Does Backup Need a File System of its Own? A Deep Dive Into VembuHIVETM File Systems

Vembu
Jayashree Subramanian
Vembu Technologies
December 2014
Executive Summary
Smart File System

Two interesting trends in the backup industry have created the need for a smart file system. First, there is a rising demand for a more sophisticated use of backup data, than just traditional recovery. Think how interesting it would be to share and collaborate the files residing inside in your disk image backup without having to mount or boot the image. This is possible only if the file system is able to read the image file, bit-by-bit and understand what files are stored inside the image file.

Second, the demand for online backup has led the service providers to host their backup on cloud infrastructure. This means that backup applications could potentially harness the cluster file system and computing possibilities of cloud. For example, it is possible to dramatically improve the read/write speed of backup data by storing it in SAN/NAS and distributing the operations to a large cluster of servers.

This opens up new avenues for intelligent use cases for backup data such as big data analytics. The traditional file systems (NTFS, EXT, FAT, etc.) and the modern cloud file systems were not designed for backup applications. The file formats (VHD, VMDK) used by backup products do not exploit the power of cloud. A single file system cannot be a panacea for all applications which is why Vembu Technologies developed its own cloud file system called VembuHIVETM.

WHAT IS A FILE SYSTEM?

In computing, a file system (or file systems) is used to control how data is stored and retrieved. Without a file system, information placed in a storage area would be one large body of data with no way to tell where one piece of information stops and the next begins.

SOURCE: Wikipedia

What is VembuHIVETM
Efficient Cloud File System

VembuHIVETM is an efficient cloud file system designed for large-scale backup and disaster recovery (BDR) application with support for advanced use-cases. VembuHIVETM can be thought of as a File System of File Systems with in-built version control, encryption, deduplication and in-built error correction. During the backup, the data present in the backup files or an image is separated from all the bookkeeping associated with it, i.e., its metadata and stored as objects.

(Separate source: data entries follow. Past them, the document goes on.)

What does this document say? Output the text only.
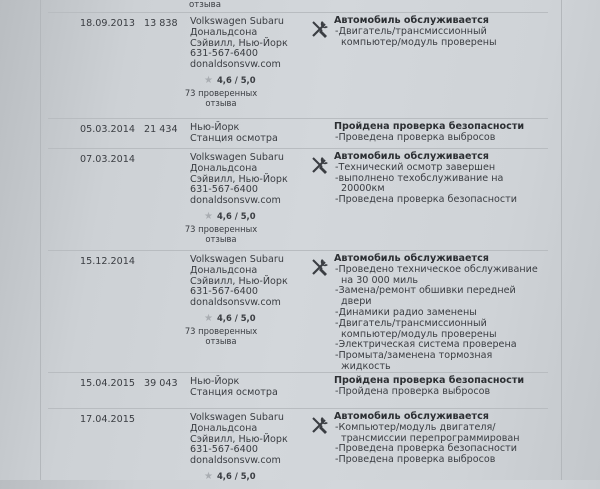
отзыва
18.09.2013 13 838 Volkswagen Subaru
Дональдсона
Сэйвилл, Нью-Йорк
631-567-6400
donaldsonsvw.com
★ 4,6 / 5,0
73 проверенных
отзыва
Автомобиль обслуживается
-Двигатель/трансмиссионный компьютер/модуль проверены
05.03.2014 21 434 Нью-Йорк
Станция осмотра
Пройдена проверка безопасности
-Проведена проверка выбросов
07.03.2014	Volkswagen Subaru
Дональдсона
Сэйвилл, Нью-Йорк
631-567-6400
donaldsonsvw.com
★ 4,6 / 5,0
73 проверенных
отзыва
Автомобиль обслуживается
-Технический осмотр завершен
-выполнено техобслуживание на 20000км
-Проведена проверка безопасности
15.12.2014	Volkswagen Subaru
Дональдсона
Сэйвилл, Нью-Йорк
631-567-6400
donaldsonsvw.com
★ 4,6 / 5,0
73 проверенных
отзыва
Автомобиль обслуживается
-Проведено техническое обслуживание на 30 000 миль
-Замена/ремонт обшивки передней двери
-Динамики радио заменены
-Двигатель/трансмиссионный компьютер/модуль проверены
-Электрическая система проверена
-Промыта/заменена тормозная жидкость
15.04.2015 39 043 Нью-Йорк
Станция осмотра
Пройдена проверка безопасности
-Пройдена проверка выбросов
17.04.2015	Volkswagen Subaru
Дональдсона
Сэйвилл, Нью-Йорк
631-567-6400
donaldsonsvw.com
★ 4,6 / 5,0
Автомобиль обслуживается
-Компьютер/модуль двигателя/ трансмиссии перепрограммирован
-Проведена проверка безопасности
-Проведена проверка выбросов
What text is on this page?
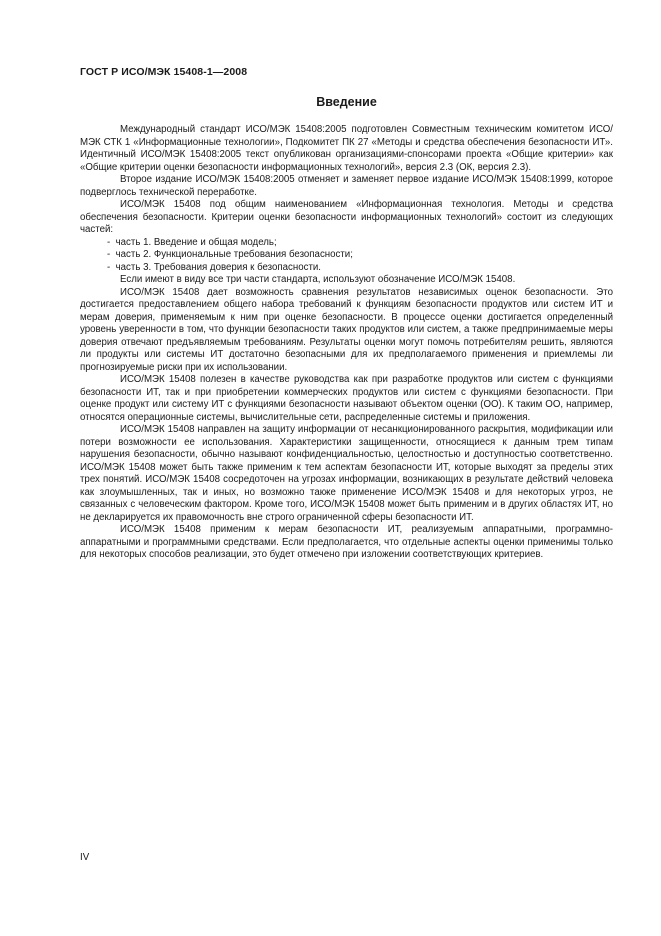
ГОСТ Р ИСО/МЭК 15408-1—2008
Введение

Международный стандарт ИСО/МЭК 15408:2005 подготовлен Совместным техническим комитетом ИСО/МЭК СТК 1 «Информационные технологии», Подкомитет ПК 27 «Методы и средства обеспечения безопасности ИТ». Идентичный ИСО/МЭК 15408:2005 текст опубликован организациями-спонсорами проекта «Общие критерии» как «Общие критерии оценки безопасности информационных технологий», версия 2.3 (ОК, версия 2.3).

Второе издание ИСО/МЭК 15408:2005 отменяет и заменяет первое издание ИСО/МЭК 15408:1999, которое подверглось технической переработке.

ИСО/МЭК 15408 под общим наименованием «Информационная технология. Методы и средства обеспечения безопасности. Критерии оценки безопасности информационных технологий» состоит из следующих частей:

-  часть 1. Введение и общая модель;
-  часть 2. Функциональные требования безопасности;
-  часть 3. Требования доверия к безопасности.

Если имеют в виду все три части стандарта, используют обозначение ИСО/МЭК 15408.

ИСО/МЭК 15408 дает возможность сравнения результатов независимых оценок безопасности. Это достигается предоставлением общего набора требований к функциям безопасности продуктов или систем ИТ и мерам доверия, применяемым к ним при оценке безопасности. В процессе оценки достигается определенный уровень уверенности в том, что функции безопасности таких продуктов или систем, а также предпринимаемые меры доверия отвечают предъявляемым требованиям. Результаты оценки могут помочь потребителям решить, являются ли продукты или системы ИТ достаточно безопасными для их предполагаемого применения и приемлемы ли прогнозируемые риски при их использовании.

ИСО/МЭК 15408 полезен в качестве руководства как при разработке продуктов или систем с функциями безопасности ИТ, так и при приобретении коммерческих продуктов или систем с функциями безопасности. При оценке продукт или систему ИТ с функциями безопасности называют объектом оценки (ОО). К таким ОО, например, относятся операционные системы, вычислительные сети, распределенные системы и приложения.

ИСО/МЭК 15408 направлен на защиту информации от несанкционированного раскрытия, модификации или потери возможности ее использования. Характеристики защищенности, относящиеся к данным трем типам нарушения безопасности, обычно называют конфиденциальностью, целостностью и доступностью соответственно. ИСО/МЭК 15408 может быть также применим к тем аспектам безопасности ИТ, которые выходят за пределы этих трех понятий. ИСО/МЭК 15408 сосредоточен на угрозах информации, возникающих в результате действий человека как злоумышленных, так и иных, но возможно также применение ИСО/МЭК 15408 и для некоторых угроз, не связанных с человеческим фактором. Кроме того, ИСО/МЭК 15408 может быть применим и в других областях ИТ, но не декларируется их правомочность вне строго ограниченной сферы безопасности ИТ.

ИСО/МЭК 15408 применим к мерам безопасности ИТ, реализуемым аппаратными, программно-аппаратными и программными средствами. Если предполагается, что отдельные аспекты оценки применимы только для некоторых способов реализации, это будет отмечено при изложении соответствующих критериев.

IV
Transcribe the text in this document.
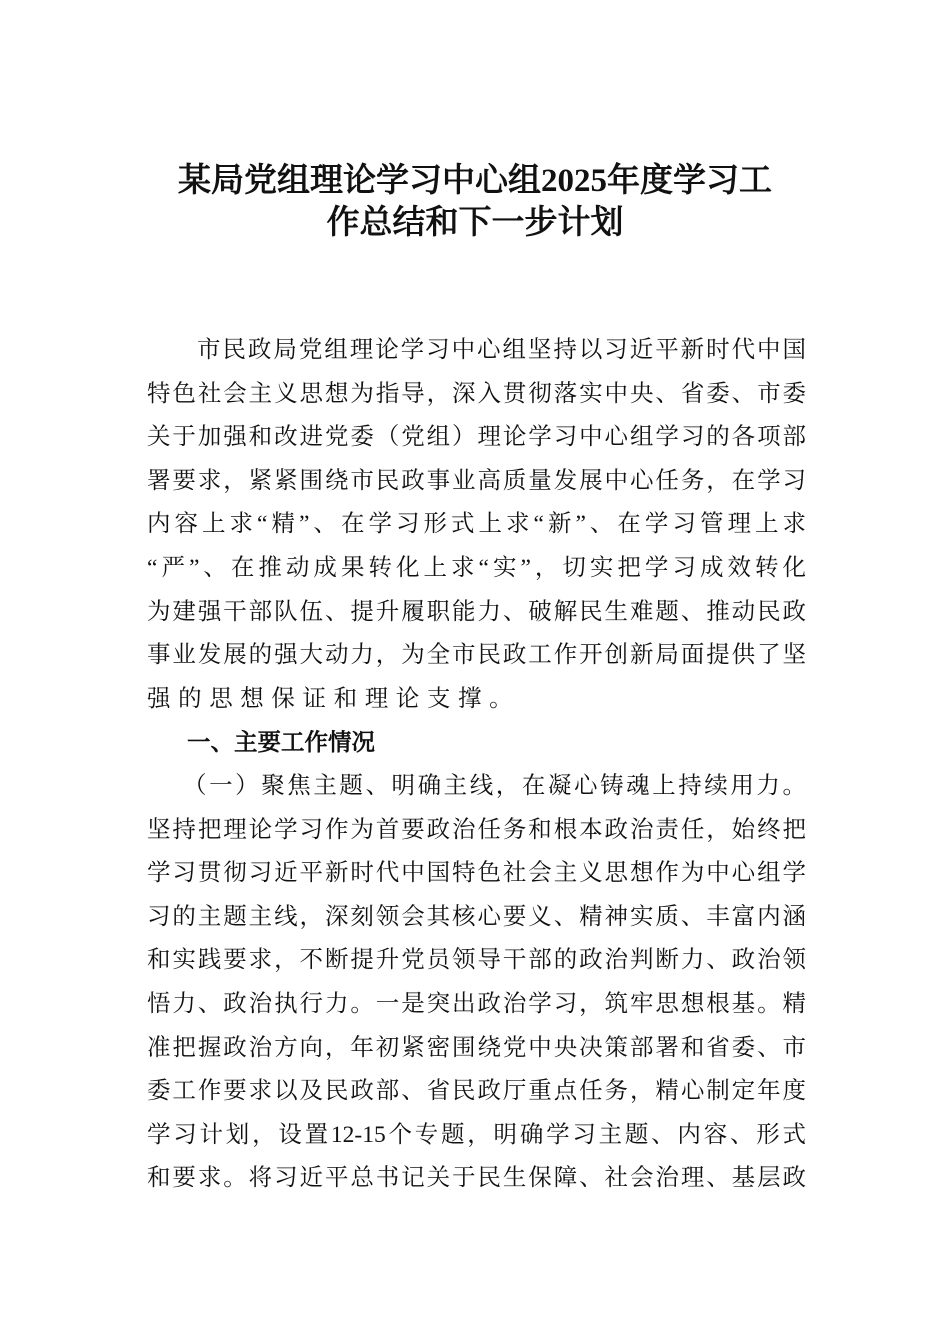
某局党组理论学习中心组2025年度学习工
作总结和下一步计划
市民政局党组理论学习中心组坚持以习近平新时代中国
特色社会主义思想为指导，深入贯彻落实中央、省委、市委
关于加强和改进党委（党组）理论学习中心组学习的各项部
署要求，紧紧围绕市民政事业高质量发展中心任务，在学习
内容上求“精”、在学习形式上求“新”、在学习管理上求
“严”、在推动成果转化上求“实”，切实把学习成效转化
为建强干部队伍、提升履职能力、破解民生难题、推动民政
事业发展的强大动力，为全市民政工作开创新局面提供了坚
强的思想保证和理论支撑。
一、主要工作情况
（一）聚焦主题、明确主线，在凝心铸魂上持续用力。
坚持把理论学习作为首要政治任务和根本政治责任，始终把
学习贯彻习近平新时代中国特色社会主义思想作为中心组学
习的主题主线，深刻领会其核心要义、精神实质、丰富内涵
和实践要求，不断提升党员领导干部的政治判断力、政治领
悟力、政治执行力。一是突出政治学习，筑牢思想根基。精
准把握政治方向，年初紧密围绕党中央决策部署和省委、市
委工作要求以及民政部、省民政厅重点任务，精心制定年度
学习计划，设置12-15个专题，明确学习主题、内容、形式
和要求。将习近平总书记关于民生保障、社会治理、基层政
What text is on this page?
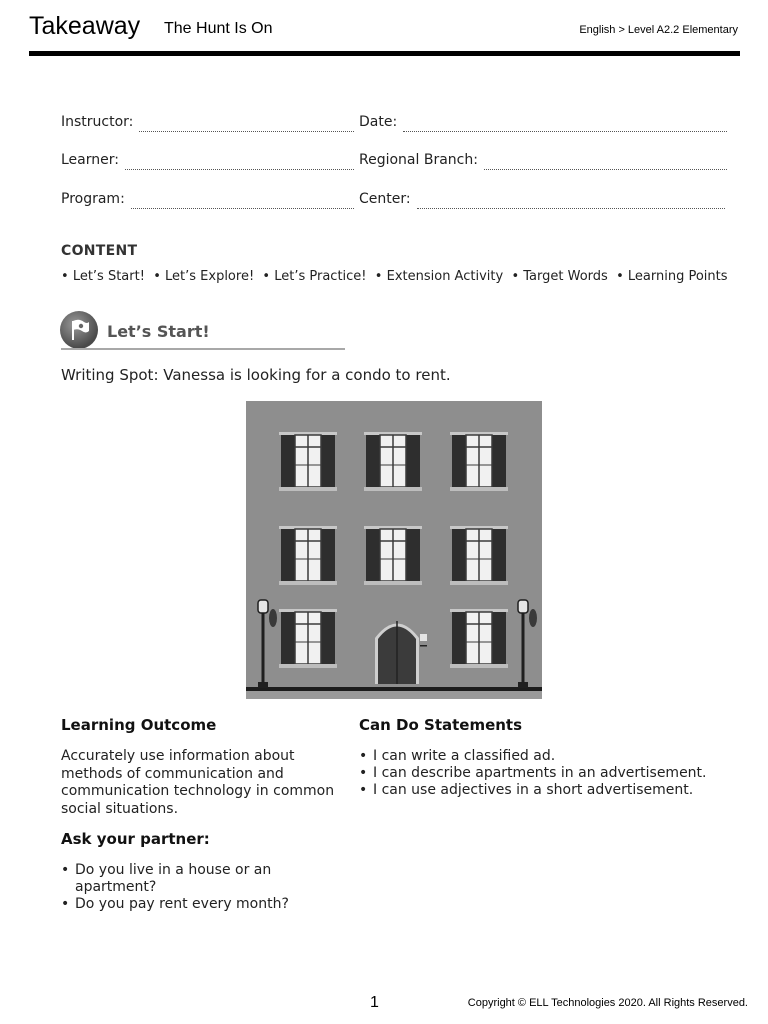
Takeaway The Hunt Is On	English > Level A2.2 Elementary
Instructor:	Date:
Learner:	Regional Branch:
Program:	Center:
CONTENT
• Let’s Start!  • Let’s Explore!  • Let’s Practice!  • Extension Activity  • Target Words  • Learning Points
Let’s Start!
Writing Spot: Vanessa is looking for a condo to rent.
Learning Outcome
Accurately use information about methods of communication and communication technology in common social situations.
Can Do Statements
• I can write a classified ad.
• I can describe apartments in an advertisement.
• I can use adjectives in a short advertisement.
Ask your partner:
• Do you live in a house or an apartment?
• Do you pay rent every month?
1	Copyright © ELL Technologies 2020. All Rights Reserved.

VembuHIVETM manages the metadata smartly through its patent-pending technology, in a way that is agnostic to the file system of the backup, which is why we call VembuHIVETM, a file system of file systems. This helps the backup application to instantly associate the data in VembuHIVETM to any file system metadata, thereby allowing on-demand file or image restores in many possible file formats. The data and metadata storage, harness cluster file system and computing and storage.

This is a really powerful concept that will address some very interesting use cases not just in the backup and recovery domain but also in other domains, such as big-data analytics.

The key to the design of VembuHIVETM is its novel mechanism to capture and generate appropriate metadata and store it intelligently in a cloud infrastructure. The increment data (the changes with respect to a previous version of the same backup) are treated like versions in a version control system (CVS, GIT). This revolutionary way of data capture and metadata generation provides seamless support to a wide range of complex restore use cases.

Use Cases of VembuHIVETM
Built-In Version Control and Point-In-Time Restores

During an incremental backup, VembuHIVETM stores only the changed blocks since the latest backup, similar to versions in a version control system. Due to this and the smart metadata management that is flexible enough to expose the underlying data in multiple ways, VembuHIVETM exposes every incremental as a virtual full backup. i.e. a restoration of a backup with any time stamp, will not require merging of all the changes to a previous full backup. A point-in-time full is available for every timestamp during which an incremental backup was done. These backup versions can be instantly booted or mounted without any tedious merges.

Built-In Error Correction Techniques for Reliability

A parity file (additional redundancy) is added to each data chunk in the VembuHIVETM using advanced error correction techniques. In the event of a data corruption, the information in the parity file is used in fixing errors in the VembuHIVETM file storage. VembuHIVETM also maintains such parity information at the backup file or disk image-level, chunk- level, repository-level, and client or backup-level. These capabilities are not provided in the existing file system.

Mail/Document/File Level Restores

VembuHIVETM is intelligent enough to understand the way content is organized inside the backup data and interpret in multiple ways, irrespective of where it came from (BDR, file backup, or virtual machine backup) and thus can perform on-demand granular restores.

Deduplication for Storage Reduction

Besides storage capacity, the more data there is to manage, the greater is greater the impact and costs associated with provisioned servers, network bandwidth and even human resources to manage the infrastructure. In the face of high volume data growth, backup & restore products still need to meet recovery time and recovery point objectives (RTOs and RPOs). Vembu’s innovative, global, variable-length, block level, client & server-based deduplication technology provides for dramatic storage cost and bandwidth savings.